The Indonesia Human Rights Committee has sent a letter of support to the
Prime Minister and Minister of Foreign Affairs to back their commitment to
maintaining a ban on military ties with Indonesia.

New Zealand and other western nations broke military ties with Indonesia
in the wake of the murderous military rampage that took place in East Timor
in 1999. The United States has just announced that military ties will be
resumed.

While Foreign Minister, Phil Goff, has rightly said that the perpetrators
of mass killings in East Timor must be held to account, IHRC believes that
there are equally strong arguments for the maintaining the ban based on
the current behaviour of the Indonesian military.

The Indonesian military is not democratically accountable or as
Indonesia's Minister of Defence Juwono Sudarsono said the military "retains the real
levers of power".

In Aceh the military continues to terrorise the civilian population
without respite or mercy despite the terrible suffering the people have endured
since the Boxing Day tsunami. Many areas remain off-limits to
international aid workers, many of whom may soon be forced to leave Aceh. Innocent
civilians are killed daily.

No one has been held to account for the 2002 murder of two US citizens on
a Freeport mining company road in Timika West Papua. Independent
investigations have revealed that the military was involved.

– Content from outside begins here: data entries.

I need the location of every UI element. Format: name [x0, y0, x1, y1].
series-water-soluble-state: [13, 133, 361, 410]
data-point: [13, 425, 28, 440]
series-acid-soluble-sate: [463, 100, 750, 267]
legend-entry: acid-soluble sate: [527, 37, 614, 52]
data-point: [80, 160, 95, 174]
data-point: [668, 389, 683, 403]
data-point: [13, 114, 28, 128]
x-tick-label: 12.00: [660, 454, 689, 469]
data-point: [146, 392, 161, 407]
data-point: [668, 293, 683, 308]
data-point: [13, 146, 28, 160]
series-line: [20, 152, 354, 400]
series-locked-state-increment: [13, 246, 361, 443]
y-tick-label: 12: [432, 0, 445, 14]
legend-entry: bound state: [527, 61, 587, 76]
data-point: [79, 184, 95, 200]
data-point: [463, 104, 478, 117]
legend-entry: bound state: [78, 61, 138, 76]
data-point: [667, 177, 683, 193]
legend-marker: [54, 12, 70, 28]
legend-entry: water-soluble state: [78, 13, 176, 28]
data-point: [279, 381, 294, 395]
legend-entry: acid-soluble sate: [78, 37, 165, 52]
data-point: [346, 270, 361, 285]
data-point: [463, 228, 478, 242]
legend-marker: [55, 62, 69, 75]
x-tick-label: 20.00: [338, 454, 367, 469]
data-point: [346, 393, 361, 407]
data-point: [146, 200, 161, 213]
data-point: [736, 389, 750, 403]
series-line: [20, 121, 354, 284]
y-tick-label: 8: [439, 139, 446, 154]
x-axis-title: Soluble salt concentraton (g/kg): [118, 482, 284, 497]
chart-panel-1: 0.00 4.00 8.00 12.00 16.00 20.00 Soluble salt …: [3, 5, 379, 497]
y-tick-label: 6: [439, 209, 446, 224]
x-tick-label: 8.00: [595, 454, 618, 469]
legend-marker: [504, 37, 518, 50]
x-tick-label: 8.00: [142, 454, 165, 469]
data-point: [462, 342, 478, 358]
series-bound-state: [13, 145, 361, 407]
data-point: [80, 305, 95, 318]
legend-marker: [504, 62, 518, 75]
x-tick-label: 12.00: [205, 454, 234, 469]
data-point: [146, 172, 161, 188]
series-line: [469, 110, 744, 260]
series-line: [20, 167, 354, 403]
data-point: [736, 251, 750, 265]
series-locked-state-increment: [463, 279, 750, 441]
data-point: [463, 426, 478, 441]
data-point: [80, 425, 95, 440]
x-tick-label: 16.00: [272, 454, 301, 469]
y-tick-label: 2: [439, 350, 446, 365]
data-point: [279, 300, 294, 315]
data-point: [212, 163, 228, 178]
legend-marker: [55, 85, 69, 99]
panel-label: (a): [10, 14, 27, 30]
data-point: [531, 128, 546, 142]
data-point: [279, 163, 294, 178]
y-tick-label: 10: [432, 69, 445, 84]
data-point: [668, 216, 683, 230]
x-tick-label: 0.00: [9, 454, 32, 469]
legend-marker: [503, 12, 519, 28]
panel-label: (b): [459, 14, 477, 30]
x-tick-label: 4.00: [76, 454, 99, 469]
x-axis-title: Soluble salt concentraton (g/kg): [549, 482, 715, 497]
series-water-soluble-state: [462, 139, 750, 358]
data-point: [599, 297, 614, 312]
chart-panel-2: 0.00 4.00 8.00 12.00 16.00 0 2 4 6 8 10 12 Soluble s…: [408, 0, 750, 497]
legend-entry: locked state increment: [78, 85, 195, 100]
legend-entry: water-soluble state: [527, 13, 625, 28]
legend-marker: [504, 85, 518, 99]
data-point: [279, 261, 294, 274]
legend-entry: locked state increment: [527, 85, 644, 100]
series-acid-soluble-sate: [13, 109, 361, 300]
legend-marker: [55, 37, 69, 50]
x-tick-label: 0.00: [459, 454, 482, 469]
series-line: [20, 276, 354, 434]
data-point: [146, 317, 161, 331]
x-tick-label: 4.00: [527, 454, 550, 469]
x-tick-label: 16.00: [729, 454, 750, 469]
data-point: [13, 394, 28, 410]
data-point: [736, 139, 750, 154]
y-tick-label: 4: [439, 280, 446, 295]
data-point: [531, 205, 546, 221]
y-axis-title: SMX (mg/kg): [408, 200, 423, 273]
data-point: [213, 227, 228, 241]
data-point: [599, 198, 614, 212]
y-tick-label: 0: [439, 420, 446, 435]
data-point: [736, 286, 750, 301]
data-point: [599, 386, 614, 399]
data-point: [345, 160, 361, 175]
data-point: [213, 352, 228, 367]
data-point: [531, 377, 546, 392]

In West Papua military repression is intense, particularly in the remote
highland areas, where the international media and aid workers have been
barred from entry. Thousands of refugees in the Puncak Jaya area remain
trapped behind a military cordon without proper food or medical support.
Many have died.

The Indonesian military is deeply complicit in the devastation of one of
the last tracts of pristine native forests in the Asia Pacific region.
This illegal racket has been stealing 300,000 cubic metres of rare merbau wood
a month from West Papua. The Indonesian Government has freely admitted that
the military has been involved in this crime.